Gain dynamics in a highly ytterbium-doped potassium double tungstate thin-film amplifier

Active media with high rare-earth concentrations are essential for small-footprint waveguide amplifiers. When operating at high population inversion, such devices are often affected by undesired energy-transfer processes and thermal effects. In this work, we study a 32-μm-thick epitaxial layer of potassium gadolinium ytterbium double tungstate with a high Yb content of 57at.%, representing an Yb³⁺ concentration of ~3.8 × 10²¹ per cubic centimeter, grown onto an un-doped KY(WO₄)₂ substrate. The pump absorption, luminescence decay, and small-signal gain are investigated under intense pumping conditions. Spectroscopic signatures of an energy-transfer process and of quenched ions, as well as thermal effects are observed. We present a gain model which takes into account excessive heat generated due to the abovementioned experimental observations.
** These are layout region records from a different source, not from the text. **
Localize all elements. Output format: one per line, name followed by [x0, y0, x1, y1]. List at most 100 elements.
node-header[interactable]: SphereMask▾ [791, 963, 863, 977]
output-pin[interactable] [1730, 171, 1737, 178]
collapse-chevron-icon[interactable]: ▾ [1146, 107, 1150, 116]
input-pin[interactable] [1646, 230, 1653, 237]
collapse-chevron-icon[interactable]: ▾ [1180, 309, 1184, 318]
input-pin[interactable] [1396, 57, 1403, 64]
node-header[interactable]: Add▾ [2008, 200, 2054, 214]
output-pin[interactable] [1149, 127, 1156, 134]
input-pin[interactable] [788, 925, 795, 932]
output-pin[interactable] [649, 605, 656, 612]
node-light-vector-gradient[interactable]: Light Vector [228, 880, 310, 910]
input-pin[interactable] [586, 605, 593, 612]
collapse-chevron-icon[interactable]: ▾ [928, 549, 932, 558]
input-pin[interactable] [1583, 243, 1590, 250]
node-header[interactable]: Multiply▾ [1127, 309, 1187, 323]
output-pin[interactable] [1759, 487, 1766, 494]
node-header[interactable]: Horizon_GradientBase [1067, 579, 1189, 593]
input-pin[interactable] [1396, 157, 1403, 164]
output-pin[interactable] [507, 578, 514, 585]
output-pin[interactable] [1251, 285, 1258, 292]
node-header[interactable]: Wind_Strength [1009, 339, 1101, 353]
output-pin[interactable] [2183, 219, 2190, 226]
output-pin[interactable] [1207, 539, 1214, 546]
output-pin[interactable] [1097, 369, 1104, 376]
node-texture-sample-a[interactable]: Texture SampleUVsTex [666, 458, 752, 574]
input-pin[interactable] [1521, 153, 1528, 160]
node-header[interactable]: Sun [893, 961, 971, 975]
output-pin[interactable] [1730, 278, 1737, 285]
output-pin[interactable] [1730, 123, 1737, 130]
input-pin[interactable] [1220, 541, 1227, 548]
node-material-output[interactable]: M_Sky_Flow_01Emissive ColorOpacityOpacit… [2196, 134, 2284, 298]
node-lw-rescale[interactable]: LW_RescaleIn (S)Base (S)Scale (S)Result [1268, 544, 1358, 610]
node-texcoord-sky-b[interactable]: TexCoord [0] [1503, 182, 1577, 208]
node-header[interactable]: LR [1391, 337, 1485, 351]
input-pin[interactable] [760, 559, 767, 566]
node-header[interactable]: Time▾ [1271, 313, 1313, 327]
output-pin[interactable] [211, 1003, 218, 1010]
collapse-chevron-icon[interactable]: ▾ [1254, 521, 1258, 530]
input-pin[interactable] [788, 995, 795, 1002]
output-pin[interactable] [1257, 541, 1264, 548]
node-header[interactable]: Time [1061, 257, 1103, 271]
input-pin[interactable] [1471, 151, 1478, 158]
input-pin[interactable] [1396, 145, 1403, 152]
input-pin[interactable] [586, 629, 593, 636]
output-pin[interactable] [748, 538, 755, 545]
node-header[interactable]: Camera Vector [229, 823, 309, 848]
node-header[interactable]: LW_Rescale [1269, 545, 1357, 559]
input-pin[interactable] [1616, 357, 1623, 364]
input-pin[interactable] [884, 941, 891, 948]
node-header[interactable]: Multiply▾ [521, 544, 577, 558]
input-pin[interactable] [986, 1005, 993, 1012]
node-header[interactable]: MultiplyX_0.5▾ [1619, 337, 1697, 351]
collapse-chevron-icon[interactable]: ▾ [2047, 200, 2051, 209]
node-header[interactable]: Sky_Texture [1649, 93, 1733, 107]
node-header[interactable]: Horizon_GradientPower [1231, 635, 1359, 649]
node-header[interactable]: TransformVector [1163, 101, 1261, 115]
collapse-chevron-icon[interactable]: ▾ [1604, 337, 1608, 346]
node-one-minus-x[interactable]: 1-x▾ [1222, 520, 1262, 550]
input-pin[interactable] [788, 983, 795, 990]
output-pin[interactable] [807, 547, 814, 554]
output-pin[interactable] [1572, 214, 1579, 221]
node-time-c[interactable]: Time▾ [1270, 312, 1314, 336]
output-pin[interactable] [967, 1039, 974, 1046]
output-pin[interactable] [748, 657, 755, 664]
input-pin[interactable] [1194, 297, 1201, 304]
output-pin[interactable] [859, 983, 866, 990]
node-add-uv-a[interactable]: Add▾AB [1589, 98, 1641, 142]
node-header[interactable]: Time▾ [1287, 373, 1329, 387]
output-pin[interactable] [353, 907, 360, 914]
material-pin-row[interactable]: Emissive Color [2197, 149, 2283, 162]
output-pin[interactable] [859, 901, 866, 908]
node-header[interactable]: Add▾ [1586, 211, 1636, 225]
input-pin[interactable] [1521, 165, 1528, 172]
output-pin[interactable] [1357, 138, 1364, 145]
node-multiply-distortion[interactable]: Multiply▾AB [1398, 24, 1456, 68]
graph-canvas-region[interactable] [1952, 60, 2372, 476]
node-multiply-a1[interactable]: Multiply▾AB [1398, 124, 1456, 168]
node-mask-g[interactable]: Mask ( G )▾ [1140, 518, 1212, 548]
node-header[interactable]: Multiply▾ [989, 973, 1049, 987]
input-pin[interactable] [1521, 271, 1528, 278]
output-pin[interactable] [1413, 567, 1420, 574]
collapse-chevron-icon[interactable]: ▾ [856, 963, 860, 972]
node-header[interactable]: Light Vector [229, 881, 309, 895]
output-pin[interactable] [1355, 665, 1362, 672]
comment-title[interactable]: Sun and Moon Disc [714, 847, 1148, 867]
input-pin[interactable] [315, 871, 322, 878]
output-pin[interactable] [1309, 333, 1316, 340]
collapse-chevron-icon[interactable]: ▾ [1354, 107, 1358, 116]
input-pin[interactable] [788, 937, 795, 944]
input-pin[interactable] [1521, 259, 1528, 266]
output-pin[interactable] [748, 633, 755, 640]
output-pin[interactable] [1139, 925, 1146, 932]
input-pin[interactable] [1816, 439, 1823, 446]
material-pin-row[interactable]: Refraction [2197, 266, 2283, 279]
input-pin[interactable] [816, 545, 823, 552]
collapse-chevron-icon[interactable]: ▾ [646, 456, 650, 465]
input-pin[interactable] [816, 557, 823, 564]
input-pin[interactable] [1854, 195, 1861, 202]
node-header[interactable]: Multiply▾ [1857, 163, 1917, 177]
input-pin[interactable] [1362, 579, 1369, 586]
Based on finite-element calculations, we find that the net gain is significantly reduced due to, firstly, a fraction of Yb³⁺ ions not contributing to stimulated emission, secondly, a reduction of population inversion owing to a parasitic energy-transfer process and, thirdly, degradation of the effective transition cross-sections owing to device heating. Nevertheless, a signal enhancement of 8.1 dB was measured from the sample at 981 nm wavelength when pumping at 932 nm. The corresponding signal net gain of ~800 dB/cm, which was achieved without thermal management, is promising for waveguide amplifier operating without active cooling.